Holdings: (1)The Court held that each of the independent medical exam reports do not constitute “substantial evidentiary grounds for a reasonable decision” to deny Plaintiff’s LTD benefits. Aetna’s final termination letter mentions the vocational counselor’s report but does not explain why the counselor’s findings were rejected. Dr. Polanco’s report , however, addressed the vocational counselor’s assessment and rejected it because the vocational counselor had allegedly based his opinions primarily on the treating doctor’s findings, which, according to Dr. Polanco, were not supported by clinical evidence. However, the Court held that the treating physician’s report was based on his clinical findings, especially with regard to the reports of the extent of Plaintiff’s chronic pain. Additionally, in producing his report—which was the only vocational assessment conducted on the basis of medical records—the vocational counselor reviewed all of Plaintiff’s records, placing special emphasis on those from the Plaintiff’s treating physicians. The Court held, “It was not reasonable, on these grounds, for Aetna to rely on Dr. Polanco’s summary dismissal of all findings of one of Plaintiff’s primary treating physicians, as well as the findings of the only independent vocational assessment conducted in this case. This reliance constitutes an abuse of discretion.” (2) The Court held, “Additionally, Aetna abused its discretion by failing to address the impact of Plaintiff’s chronic medication usage on her ability to perform a fulltime sedentary occupation at the requisite wage rate. … The medication issue is a critical component to the determination of whether Plaintiff is capable of performing ‘any reasonable occupation’ at the target wage rate.” (3) The Court held, “Aetna also abused its discretion by dismissing without explanation four [Attending Physician Statement] APS and Capabilities and Limitations Worksheets, which showed that, from February of 2009 until at least February of 2012, Plaintiff could not perform fulltime sedentary work.” (4) The Court did not decide on this issue: “Having already found—without considering this additional factor—that Aetna abused its discretion, I need not delve into an examination of Aetna’s conflict. I shall simply add that the structural nature of the claims process adds fodder to my conclusion that Aetna failed to provide a principled, substantiated review as mandated by ERISA.”

Summary: The Court granted Plaintiff’s Motion for Summary Judgment: “As explained above, I have identified three primary reasons for determining that Aetna abused its discretion in denying Plaintiff’s benefits: Inappropriate reliance on unreliable findings by Drs. Topper, McPhee, and Polanco; failure to address Plaintiff’s qualifications and ability to engage in sedentary occupations in light of her medication requirements; and failure to address the findings in the APS and Capabilities and Limitations Worksheets showing that Plaintiff could not perform fulltime sedentary work.

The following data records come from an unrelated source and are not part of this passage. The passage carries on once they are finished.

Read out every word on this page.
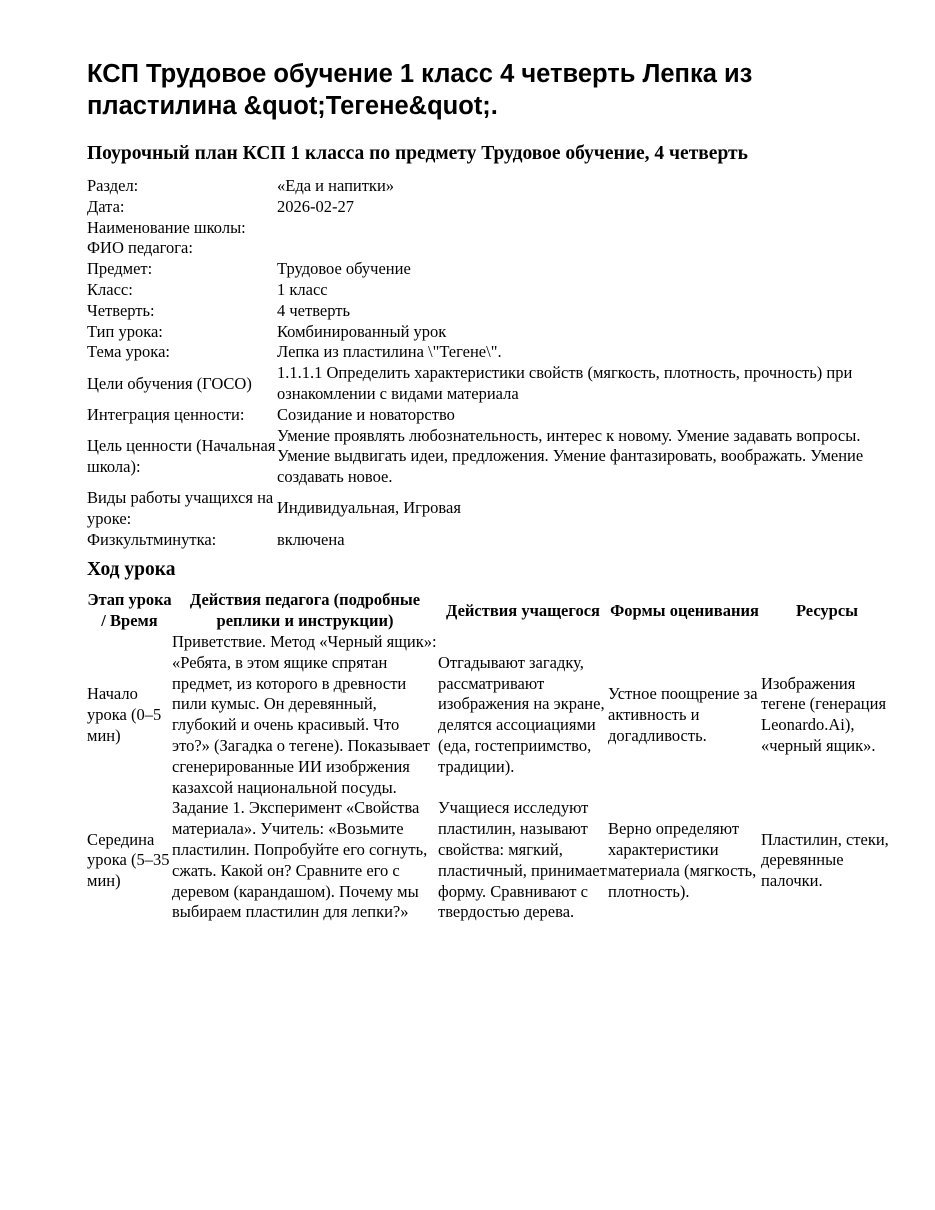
КСП Трудовое обучение 1 класс 4 четверть Лепка из пластилина &quot;Тегене&quot;.
Поурочный план КСП 1 класса по предмету Трудовое обучение, 4 четверть
Раздел:	«Еда и напитки»
Дата:	2026-02-27
Наименование школы:	
ФИО педагога:	
Предмет:	Трудовое обучение
Класс:	1 класс
Четверть:	4 четверть
Тип урока:	Комбинированный урок
Тема урока:	Лепка из пластилина \"Тегене\".
Цели обучения (ГОСО)	1.1.1.1 Определить характеристики свойств (мягкость, плотность, прочность) при ознакомлении с видами материала
Интеграция ценности:	Созидание и новаторство
Цель ценности (Начальная школа):	Умение проявлять любознательность, интерес к новому. Умение задавать вопросы. Умение выдвигать идеи, предложения. Умение фантазировать, воображать. Умение создавать новое.
Виды работы учащихся на уроке:	Индивидуальная, Игровая
Физкультминутка:	включена
Ход урока
Этап урока / Время	Действия педагога (подробные реплики и инструкции)	Действия учащегося	Формы оценивания	Ресурсы
Начало урока (0–5 мин)	Приветствие. Метод «Черный ящик»: «Ребята, в этом ящике спрятан предмет, из которого в древности пили кумыс. Он деревянный, глубокий и очень красивый. Что это?» (Загадка о тегене). Показывает сгенерированные ИИ изобржения казахсой национальной посуды.	Отгадывают загадку, рассматривают изображения на экране, делятся ассоциациями (еда, гостеприимство, традиции).	Устное поощрение за активность и догадливость.	Изображения тегене (генерация Leonardo.Ai), «черный ящик».
Середина урока (5–35 мин)	Задание 1. Эксперимент «Свойства материала». Учитель: «Возьмите пластилин. Попробуйте его согнуть, сжать. Какой он? Сравните его с деревом (карандашом). Почему мы выбираем пластилин для лепки?»	Учащиеся исследуют пластилин, называют свойства: мягкий, пластичный, принимает форму. Сравнивают с твердостью дерева.	Верно определяют характеристики материала (мягкость, плотность).	Пластилин, стеки, деревянные палочки.
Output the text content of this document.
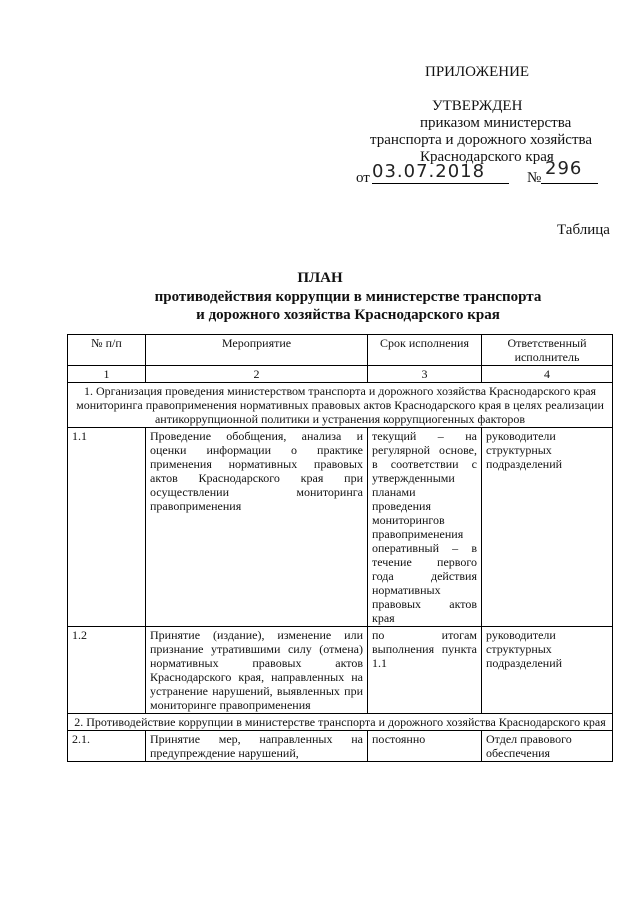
ПРИЛОЖЕНИЕ
УТВЕРЖДЕН
приказом министерства
транспорта и дорожного хозяйства
Краснодарского края
от 03.07.2018	№ 296
Таблица
ПЛАН
противодействия коррупции в министерстве транспорта
и дорожного хозяйства Краснодарского края
№ п/п	Мероприятие	Срок исполнения	Ответственный исполнитель
1	2	3	4
1. Организация проведения министерством транспорта и дорожного хозяйства Краснодарского края мониторинга правоприменения нормативных правовых актов Краснодарского края в целях реализации антикоррупционной политики и устранения коррупциогенных факторов			
1.1	Проведение обобщения, анализа и оценки информации о практике применения нормативных правовых актов Краснодарского края при осуществлении мониторинга правоприменения	текущий – на регулярной основе, в соответствии с утвержденными планами проведения мониторингов правоприменения оперативный – в течение первого года действия нормативных правовых актов края	руководители структурных подразделений
1.2	Принятие (издание), изменение или признание утратившими силу (отмена) нормативных правовых актов Краснодарского края, направленных на устранение нарушений, выявленных при мониторинге правоприменения	по итогам выполнения пункта 1.1	руководители структурных подразделений
2. Противодействие коррупции в министерстве транспорта и дорожного хозяйства Краснодарского края			
2.1.	Принятие мер, направленных на предупреждение нарушений,	постоянно	Отдел правового обеспечения
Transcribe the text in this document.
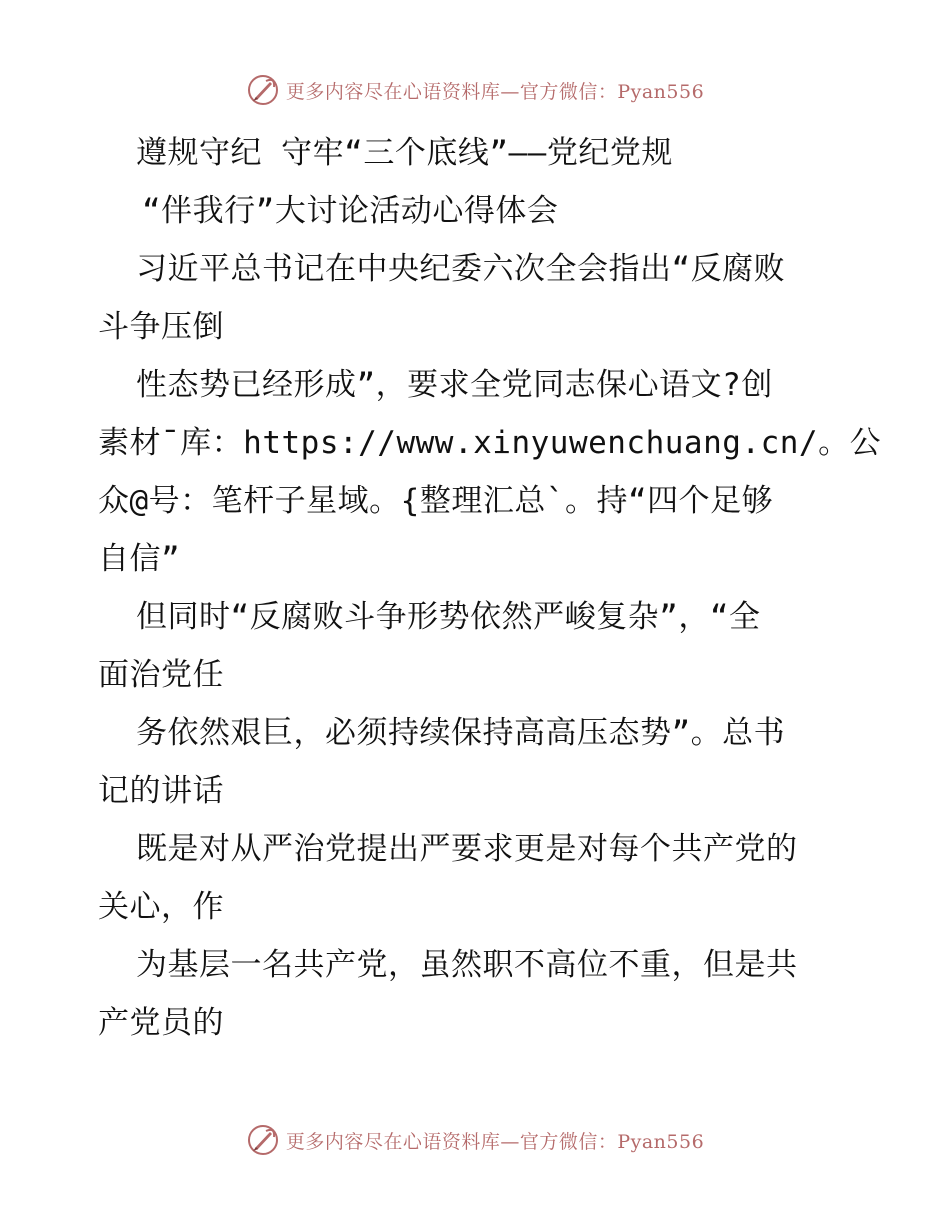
更多内容尽在心语资料库—官方微信：Pyan556
遵规守纪 守牢“三个底线”——党纪党规
“伴我行”大讨论活动心得体会
习近平总书记在中央纪委六次全会指出“反腐败
斗争压倒
性态势已经形成”，要求全党同志保心语文?创
素材¯库：https://www.xinyuwenchuang.cn/。公
众@号：笔杆子星域。{整理汇总`。持“四个足够
自信”
但同时“反腐败斗争形势依然严峻复杂”，“全
面治党任
务依然艰巨，必须持续保持高高压态势”。总书
记的讲话
既是对从严治党提出严要求更是对每个共产党的
关心，作
为基层一名共产党，虽然职不高位不重，但是共
产党员的
更多内容尽在心语资料库—官方微信：Pyan556
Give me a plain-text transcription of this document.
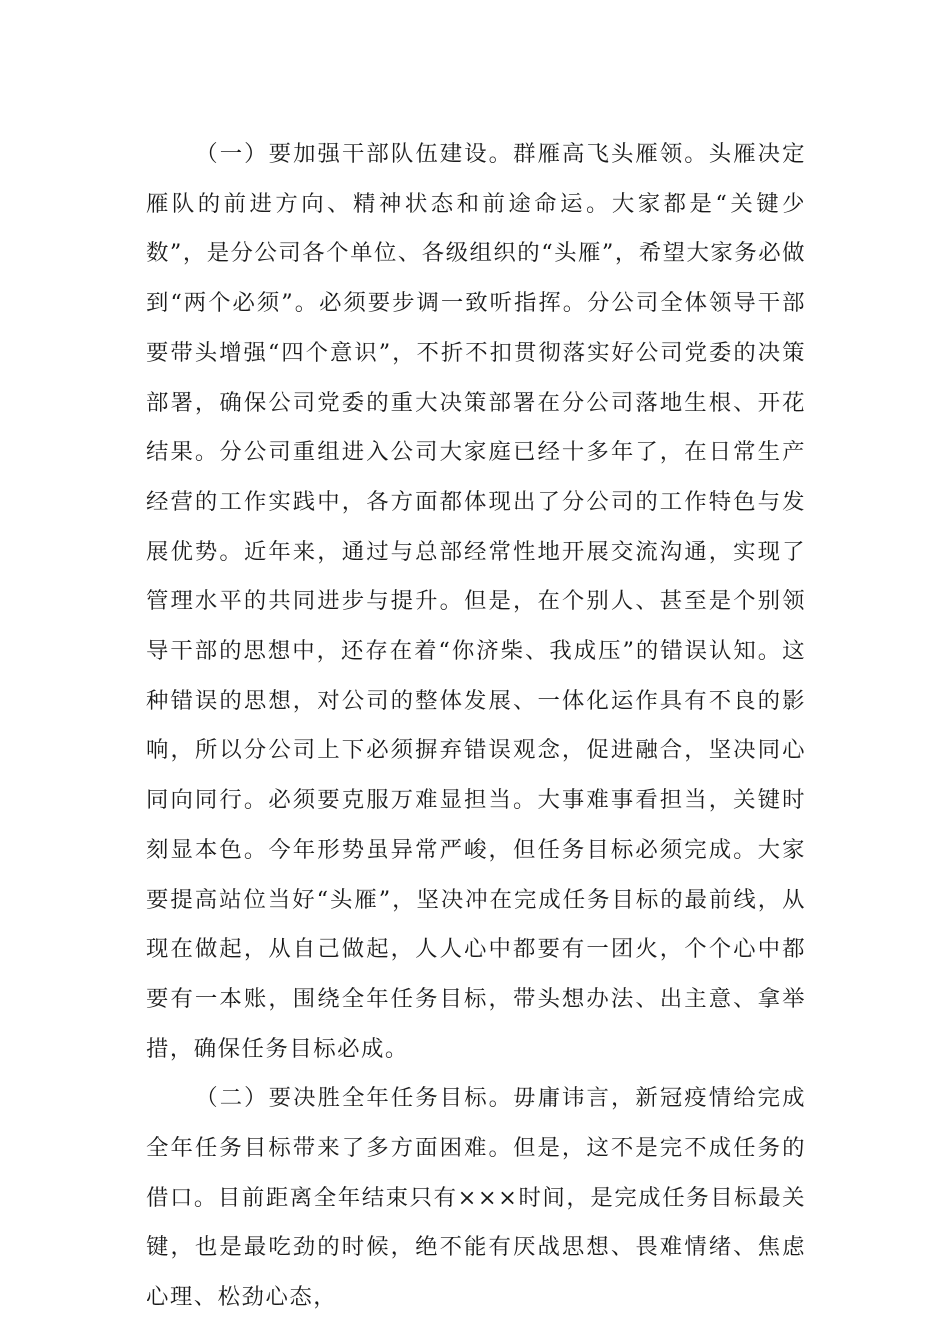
（一）要加强干部队伍建设。群雁高飞头雁领。头雁决定雁队的前进方向、精神状态和前途命运。大家都是“关键少数”，是分公司各个单位、各级组织的“头雁”，希望大家务必做到“两个必须”。必须要步调一致听指挥。分公司全体领导干部要带头增强“四个意识”，不折不扣贯彻落实好公司党委的决策部署，确保公司党委的重大决策部署在分公司落地生根、开花结果。分公司重组进入公司大家庭已经十多年了，在日常生产经营的工作实践中，各方面都体现出了分公司的工作特色与发展优势。近年来，通过与总部经常性地开展交流沟通，实现了管理水平的共同进步与提升。但是，在个别人、甚至是个别领导干部的思想中，还存在着“你济柴、我成压”的错误认知。这种错误的思想，对公司的整体发展、一体化运作具有不良的影响，所以分公司上下必须摒弃错误观念，促进融合，坚决同心同向同行。必须要克服万难显担当。大事难事看担当，关键时刻显本色。今年形势虽异常严峻，但任务目标必须完成。大家要提高站位当好“头雁”，坚决冲在完成任务目标的最前线，从现在做起，从自己做起，人人心中都要有一团火，个个心中都要有一本账，围绕全年任务目标，带头想办法、出主意、拿举措，确保任务目标必成。

（二）要决胜全年任务目标。毋庸讳言，新冠疫情给完成全年任务目标带来了多方面困难。但是，这不是完不成任务的借口。目前距离全年结束只有×××时间，是完成任务目标最关键，也是最吃劲的时候，绝不能有厌战思想、畏难情绪、焦虑心理、松劲心态，
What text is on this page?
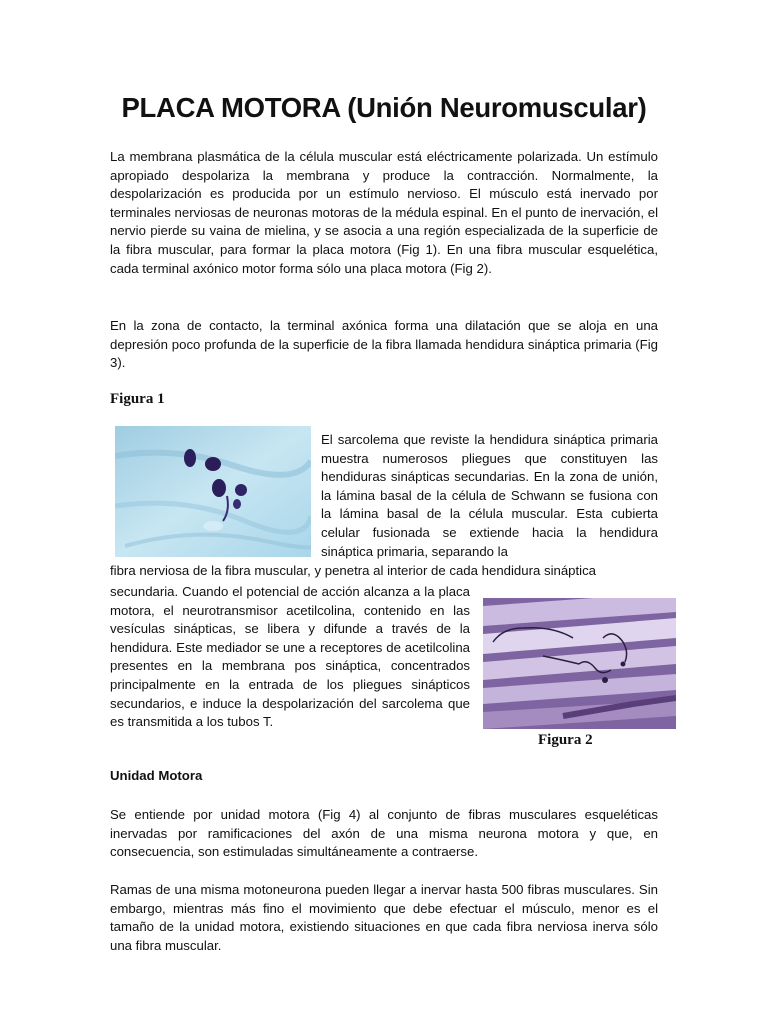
PLACA MOTORA (Unión Neuromuscular)

La membrana plasmática de la célula muscular está eléctricamente polarizada. Un estímulo apropiado despolariza la membrana y produce la contracción. Normalmente, la despolarización es producida por un estímulo nervioso. El músculo está inervado por terminales nerviosas de neuronas motoras de la médula espinal. En el punto de inervación, el nervio pierde su vaina de mielina, y se asocia a una región especializada de la superficie de la fibra muscular, para formar la placa motora (Fig 1). En una fibra muscular esquelética, cada terminal axónico motor forma sólo una placa motora (Fig 2).

En la zona de contacto, la terminal axónica forma una dilatación que se aloja en una depresión poco profunda de la superficie de la fibra llamada hendidura sináptica primaria (Fig 3).

Figura 1

El sarcolema que reviste la hendidura sináptica primaria muestra numerosos pliegues que constituyen las hendiduras sinápticas secundarias. En la zona de unión, la lámina basal de la célula de Schwann se fusiona con la lámina basal de la célula muscular. Esta cubierta celular fusionada se extiende hacia la hendidura sináptica primaria, separando la

fibra nerviosa de la fibra muscular, y penetra al interior de cada hendidura sináptica

secundaria. Cuando el potencial de acción alcanza a la placa motora, el neurotransmisor acetilcolina, contenido en las vesículas sinápticas, se libera y difunde a través de la hendidura. Este mediador se une a receptores de acetilcolina presentes en la membrana pos sináptica, concentrados principalmente en la entrada de los pliegues sinápticos secundarios, e induce la despolarización del sarcolema que es transmitida a los tubos T.

Figura 2
Unidad Motora

Se entiende por unidad motora (Fig 4) al conjunto de fibras musculares esqueléticas inervadas por ramificaciones del axón de una misma neurona motora y que, en consecuencia, son estimuladas simultáneamente a contraerse.

Ramas de una misma motoneurona pueden llegar a inervar hasta 500 fibras musculares. Sin embargo, mientras más fino el movimiento que debe efectuar el músculo, menor es el tamaño de la unidad motora, existiendo situaciones en que cada fibra nerviosa inerva sólo una fibra muscular.
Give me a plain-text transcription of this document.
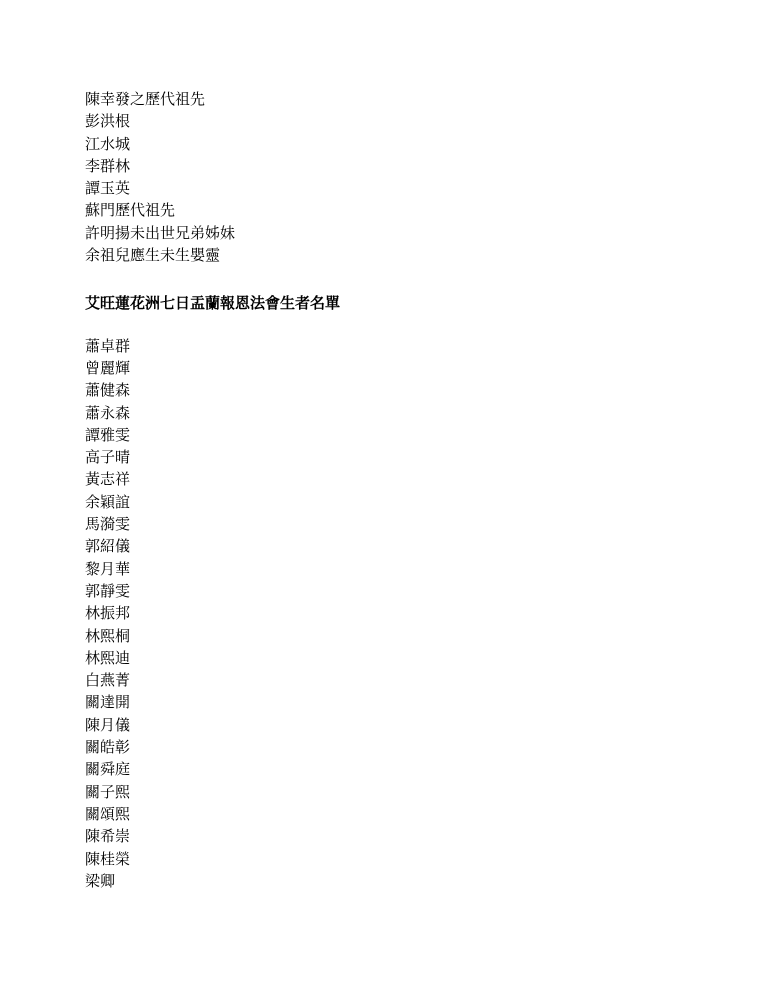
陳幸發之歷代祖先

彭洪根

江水城

李群林

譚玉英

蘇門歷代祖先

許明揚未出世兄弟姊妹

余祖兒應生未生嬰靈

艾旺蓮花洲七日盂蘭報恩法會生者名單

蕭卓群

曾麗輝

蕭健森

蕭永森

譚雅雯

高子晴

黃志祥

余穎誼

馬漪雯

郭紹儀

黎月華

郭靜雯

林振邦

林熙桐

林熙迪

白燕菁

關達開

陳月儀

關皓彰

關舜庭

關子熙

關頌熙

陳希崇

陳桂榮

梁卿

These findings represent my opinion that Aetna erred in both the manner in which it conducted its review and in the substantive outcome of its decision. After thoroughly reviewing the record, I am convinced that Plaintiff was denied benefits to which she was clearly entitled; therefore, I do not see the benefit, under these circumstances, of remanding this case to the claims administrator for further evaluation.”